One of the two vultures still circling overhead let out a pair of echoing shrieks. He wondered if the sound was a cry of recognition, or a screech of hunger? Maybe the airborne scavengers could sense his growing dehydration and failing resolve. His throat and lips were dry and his head was throbbing. Soon, the meat on his bones would be the main course for their dinner.
He studied the rocks sixty feet below and calculated the kinetic energy of an object at impact. “With my luck, I’d bounce,” he said, visualizing his life as a battered quadriplegic. Yet, if he adjusted the trajectory, a headfirst fall from the ledge would certainly accomplish the task. He inched his toes over the edge, spread his arms out like Jesus on the cross, and shut his eyes. A calming peace filled his heart, as a flurry of wind seemed to grab him from behind and nudge him forward.
FIFTEEN
Lucas heard a faint sound off in the distance, a young man’s voice calling out for him.
“Lucas!
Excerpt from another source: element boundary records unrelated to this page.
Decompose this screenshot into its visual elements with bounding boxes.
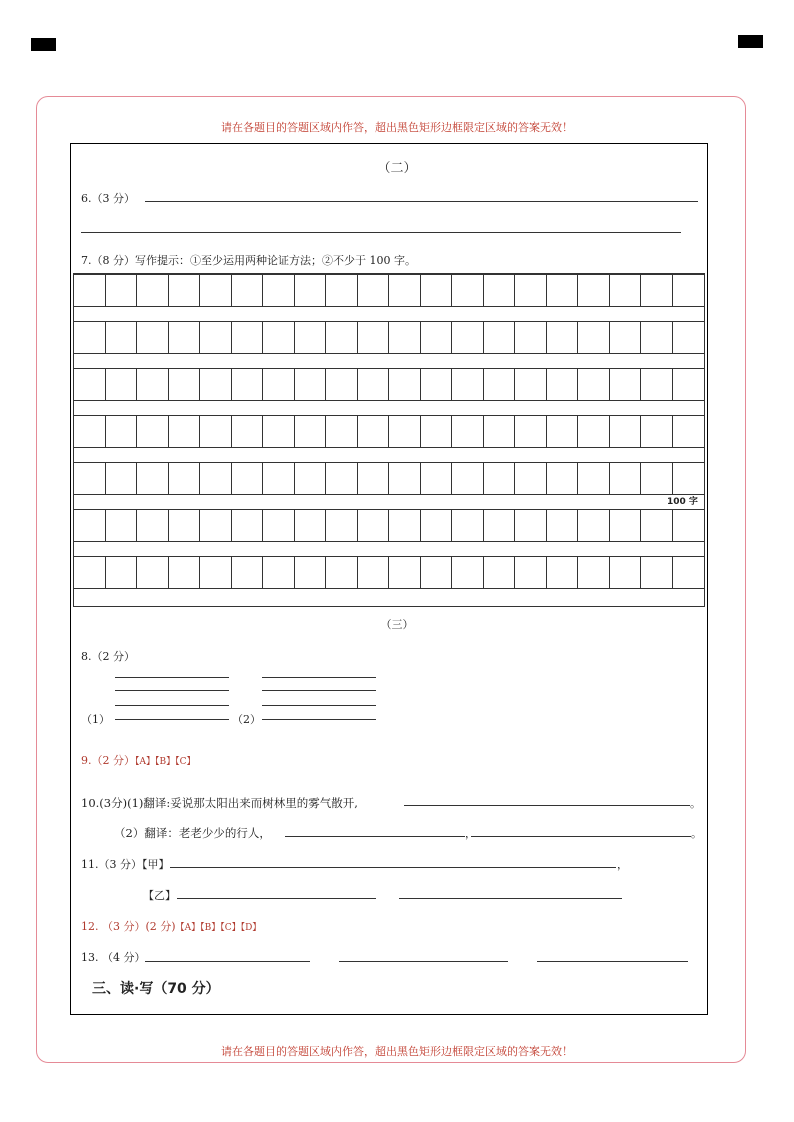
grid-cell[interactable] [641, 416, 673, 447]
grid-cell[interactable] [484, 416, 516, 447]
grid-cell[interactable] [74, 416, 106, 447]
grid-cell[interactable] [610, 510, 642, 541]
grid-cell[interactable] [169, 463, 201, 494]
grid-cell[interactable] [515, 322, 547, 353]
grid-cell[interactable] [610, 463, 642, 494]
grid-cell[interactable] [358, 557, 390, 588]
grid-cell[interactable] [547, 463, 579, 494]
grid-cell[interactable] [389, 275, 421, 306]
grid-cell[interactable] [673, 275, 705, 306]
q12-label [81, 918, 261, 934]
grid-cell[interactable] [137, 557, 169, 588]
grid-cell[interactable] [295, 322, 327, 353]
grid-cell[interactable] [673, 416, 705, 447]
grid-cell[interactable] [452, 463, 484, 494]
grid-cell[interactable] [484, 275, 516, 306]
grid-cell[interactable] [421, 463, 453, 494]
grid-cell[interactable] [200, 322, 232, 353]
grid-cell[interactable] [232, 557, 264, 588]
grid-cell[interactable] [169, 369, 201, 400]
q12-sub: (2 分) [145, 920, 176, 933]
grid-cell[interactable] [389, 416, 421, 447]
q11-jia-answer-line[interactable] [170, 867, 616, 868]
q6-answer-line-2[interactable] [81, 232, 681, 233]
grid-cell[interactable] [641, 322, 673, 353]
q8-2-line-d[interactable] [262, 719, 376, 720]
corner-marker-left [31, 38, 56, 51]
grid-cell[interactable] [421, 322, 453, 353]
grid-cell[interactable] [641, 275, 673, 306]
grid-cell[interactable] [326, 275, 358, 306]
grid-row [74, 462, 704, 495]
grid-cell[interactable] [200, 369, 232, 400]
q10-line2-label: （2）翻译：老老少少的行人， [114, 826, 271, 840]
grid-cell[interactable] [578, 369, 610, 400]
header-warning: 请在各题目的答题区域内作答，超出黑色矩形边框限定区域的答案无效！ [221, 121, 573, 134]
grid-row [74, 556, 704, 589]
grid-cell[interactable] [452, 557, 484, 588]
q8-1-line-b[interactable] [115, 690, 229, 691]
grid-cell[interactable] [295, 369, 327, 400]
grid-cell[interactable] [326, 463, 358, 494]
grid-cell[interactable] [106, 275, 138, 306]
section-two-title: （二） [377, 161, 417, 176]
q8-1-line-c[interactable] [115, 705, 229, 706]
grid-cell[interactable] [515, 557, 547, 588]
q13-answer-line-3[interactable] [537, 961, 688, 962]
grid-row [74, 368, 704, 401]
grid-cell[interactable] [515, 510, 547, 541]
grid-cell[interactable] [610, 557, 642, 588]
grid-cell[interactable] [106, 416, 138, 447]
grid-cell[interactable] [106, 510, 138, 541]
grid-cell[interactable] [326, 510, 358, 541]
grid-cell[interactable] [137, 416, 169, 447]
q9-options[interactable]: 【A】【B】【C】 [135, 757, 196, 767]
q9-score: 9.（2 分） [81, 754, 135, 767]
grid-cell[interactable] [263, 369, 295, 400]
grid-cell[interactable] [421, 416, 453, 447]
q8-2-line-c[interactable] [262, 705, 376, 706]
grid-cell[interactable] [421, 557, 453, 588]
grid-cell[interactable] [610, 322, 642, 353]
grid-cell[interactable] [263, 510, 295, 541]
grid-cell[interactable] [484, 322, 516, 353]
grid-cell[interactable] [326, 416, 358, 447]
grid-cell[interactable] [263, 275, 295, 306]
q10-line1-end: 。 [690, 797, 701, 810]
grid-cell[interactable] [169, 275, 201, 306]
grid-cell[interactable] [169, 510, 201, 541]
q6-label: 6.（3 分） [81, 192, 135, 205]
q8-part2-label: （2） [232, 713, 261, 726]
q10-2-answer-line-b[interactable] [471, 836, 691, 837]
section-three-title: （三） [380, 618, 414, 631]
grid-cell[interactable] [358, 416, 390, 447]
grid-cell[interactable] [295, 557, 327, 588]
grid-cell[interactable] [578, 416, 610, 447]
grid-cell[interactable] [137, 510, 169, 541]
q6-answer-line-1[interactable] [145, 201, 698, 202]
grid-cell[interactable] [263, 416, 295, 447]
grid-cell[interactable] [200, 510, 232, 541]
grid-cell[interactable] [452, 322, 484, 353]
grid-cell[interactable] [389, 463, 421, 494]
grid-cell[interactable] [106, 322, 138, 353]
grid-cell[interactable] [484, 557, 516, 588]
grid-cell[interactable] [326, 369, 358, 400]
q8-label: 8.（2 分） [81, 650, 135, 663]
q7-label: 7.（8 分）写作提示：①至少运用两种论证方法；②不少于 100 字。 [81, 254, 416, 267]
grid-cell[interactable] [452, 510, 484, 541]
grid-cell[interactable] [515, 463, 547, 494]
grid-cell[interactable] [200, 275, 232, 306]
grid-cell[interactable] [74, 557, 106, 588]
q11-comma: ， [617, 858, 628, 871]
grid-cell[interactable] [578, 463, 610, 494]
grid-cell[interactable] [389, 557, 421, 588]
q13-answer-line-1[interactable] [145, 961, 310, 962]
grid-cell[interactable] [578, 322, 610, 353]
grid-cell[interactable] [610, 369, 642, 400]
q10-2-answer-line-a[interactable] [285, 836, 465, 837]
grid-cell[interactable] [484, 510, 516, 541]
q12-score: 12. （3 分） [81, 920, 146, 933]
grid-cell[interactable] [295, 463, 327, 494]
grid-cell[interactable] [137, 275, 169, 306]
grid-cell[interactable] [421, 275, 453, 306]
q11-yi-answer-line-b[interactable] [399, 898, 622, 899]
grid-row [74, 274, 704, 307]
grid-cell[interactable] [673, 510, 705, 541]
grid-cell[interactable] [452, 275, 484, 306]
q11-label: 11.（3 分）【甲】 [81, 858, 170, 871]
grid-cell[interactable] [137, 369, 169, 400]
q13-label: 13. （4 分） [81, 951, 146, 964]
grid-cell[interactable] [232, 416, 264, 447]
grid-cell[interactable] [263, 557, 295, 588]
grid-cell[interactable] [200, 557, 232, 588]
grid-cell[interactable] [578, 557, 610, 588]
grid-cell[interactable] [106, 369, 138, 400]
grid-cell[interactable] [452, 369, 484, 400]
q11-yi-answer-line-a[interactable] [177, 898, 376, 899]
q8-1-line-d[interactable] [115, 719, 229, 720]
grid-cell[interactable] [74, 510, 106, 541]
grid-row [74, 321, 704, 354]
grid-cell[interactable] [358, 275, 390, 306]
grid-cell[interactable] [358, 463, 390, 494]
grid-cell[interactable] [389, 510, 421, 541]
grid-cell[interactable] [547, 322, 579, 353]
q7-100-char-marker: 100 字 [667, 497, 698, 507]
grid-cell[interactable] [358, 322, 390, 353]
grid-cell[interactable] [106, 557, 138, 588]
grid-cell[interactable] [547, 275, 579, 306]
grid-cell[interactable] [232, 369, 264, 400]
grid-cell[interactable] [137, 463, 169, 494]
grid-cell[interactable] [610, 275, 642, 306]
q10-line1-label: 10.(3分)(1)翻译:妥说那太阳出来而树林里的雾气散开, [81, 796, 358, 810]
grid-cell[interactable] [169, 557, 201, 588]
grid-cell[interactable] [232, 322, 264, 353]
grid-cell[interactable] [547, 510, 579, 541]
grid-cell[interactable] [484, 463, 516, 494]
grid-cell[interactable] [106, 463, 138, 494]
grid-cell[interactable] [673, 369, 705, 400]
corner-marker-right [738, 35, 763, 48]
q10-1-answer-line[interactable] [404, 805, 690, 806]
grid-cell[interactable] [389, 369, 421, 400]
q11-yi-label: 【乙】 [143, 889, 176, 902]
q8-2-line-b[interactable] [262, 690, 376, 691]
grid-cell[interactable] [74, 275, 106, 306]
grid-cell[interactable] [673, 463, 705, 494]
q10-line2-mid: ， [465, 827, 476, 840]
grid-cell[interactable] [169, 322, 201, 353]
grid-cell[interactable] [673, 557, 705, 588]
grid-cell[interactable] [74, 322, 106, 353]
grid-cell[interactable] [74, 369, 106, 400]
grid-cell[interactable] [641, 463, 673, 494]
grid-cell[interactable] [232, 275, 264, 306]
grid-cell[interactable] [673, 322, 705, 353]
grid-cell[interactable] [610, 416, 642, 447]
q10-line2-end: 。 [691, 827, 702, 840]
grid-cell[interactable] [641, 369, 673, 400]
grid-cell[interactable] [326, 557, 358, 588]
grid-cell[interactable] [421, 510, 453, 541]
part-three-title: 三、读·写（70 分） [92, 981, 220, 997]
q9-label [81, 752, 196, 768]
grid-cell[interactable] [232, 510, 264, 541]
grid-cell[interactable] [200, 463, 232, 494]
grid-cell[interactable] [74, 463, 106, 494]
footer-warning: 请在各题目的答题区域内作答，超出黑色矩形边框限定区域的答案无效！ [221, 1045, 573, 1058]
grid-cell[interactable] [232, 463, 264, 494]
grid-row [74, 509, 704, 542]
q12-options[interactable]: 【A】【B】【C】【D】 [175, 923, 262, 933]
grid-cell[interactable] [484, 369, 516, 400]
grid-cell[interactable] [169, 416, 201, 447]
grid-cell[interactable] [547, 369, 579, 400]
grid-cell[interactable] [547, 557, 579, 588]
grid-cell[interactable] [641, 557, 673, 588]
grid-cell[interactable] [358, 369, 390, 400]
grid-cell[interactable] [389, 322, 421, 353]
q7-writing-grid[interactable] [73, 273, 705, 607]
grid-cell[interactable] [641, 510, 673, 541]
grid-cell[interactable] [263, 322, 295, 353]
q8-1-line-a[interactable] [115, 677, 229, 678]
grid-cell[interactable] [200, 416, 232, 447]
grid-cell[interactable] [326, 322, 358, 353]
grid-cell[interactable] [263, 463, 295, 494]
grid-cell[interactable] [578, 510, 610, 541]
grid-cell[interactable] [452, 416, 484, 447]
grid-cell[interactable] [295, 416, 327, 447]
grid-cell[interactable] [515, 416, 547, 447]
grid-row [74, 415, 704, 448]
grid-cell[interactable] [295, 510, 327, 541]
q8-part1-label: （1） [81, 713, 110, 726]
grid-cell[interactable] [515, 369, 547, 400]
grid-cell[interactable] [137, 322, 169, 353]
grid-cell[interactable] [547, 416, 579, 447]
q8-2-line-a[interactable] [262, 677, 376, 678]
grid-cell[interactable] [421, 369, 453, 400]
grid-cell[interactable] [515, 275, 547, 306]
grid-cell[interactable] [578, 275, 610, 306]
grid-cell[interactable] [295, 275, 327, 306]
grid-cell[interactable] [358, 510, 390, 541]
q13-answer-line-2[interactable] [339, 961, 508, 962]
Can you hear me?” the voice asked, the words floating gently across the plain.
Lucas snapped out of his daydream, lowered his foot, and backed away from the ledge. The voice called out for him again—this time louder and sharper. His heel caug
ht a rock; he stumbled backward and landed flat on his ass, with his boney elbows smashing into the rocky surface.
He shook off the pain and stood up. He was sure he knew the voice. “Drew?” he mumbled, as his bolstered emotions took control. It sounded as if his brother were directly in front of him, somewhere in the waist-high grass of the meadow. Lucas scanned the field, but didn’t see him—only the dry stalks swayed under the command of the wandering breeze.
“Drew!” he screamed. “I can hear you. Where are you?” He listened carefully. There was no response. He had to get moving.
“I’m coming for you! Don’t move!” he said, running to the left. He shimmied down the rock face, retracing his steps across each level of the rock pile. Tiny shards of rock and sand tore at the skin on his elbows and hands, but he didn’t care, nor did he slow his descent. He continued at breakneck speed, arriving at the bottom in only a minute.
“Drew! . . . It’s Lucas! . . . Where are you?” Again no response. He figured his brother must not have heard him and probably moved off into the forest. He decided to sprint to the middle of the clearing and look for tracks. He expected to find twin ruts a couple of feet apart where the wheelchair would have plowed through the grass. Drew couldn’t walk and wouldn’t be able to move without it.
When he arrived at what he thought was Drew’s position, he found that the grass hadn’t been disturbed.
Damp coldness grew inside him. He was sure the voice was Drew’s and it had originated from this location. Drew must be nearby. He walked in concentric circles, increasing the circumference and speed with each revolution. He found nothing but virgin grass and his own size-ten footprints.
“Drew!” he called out repeatedly, with his hands cupped around his mouth. Yet only the rhythmic sounds of Mother Nature responded.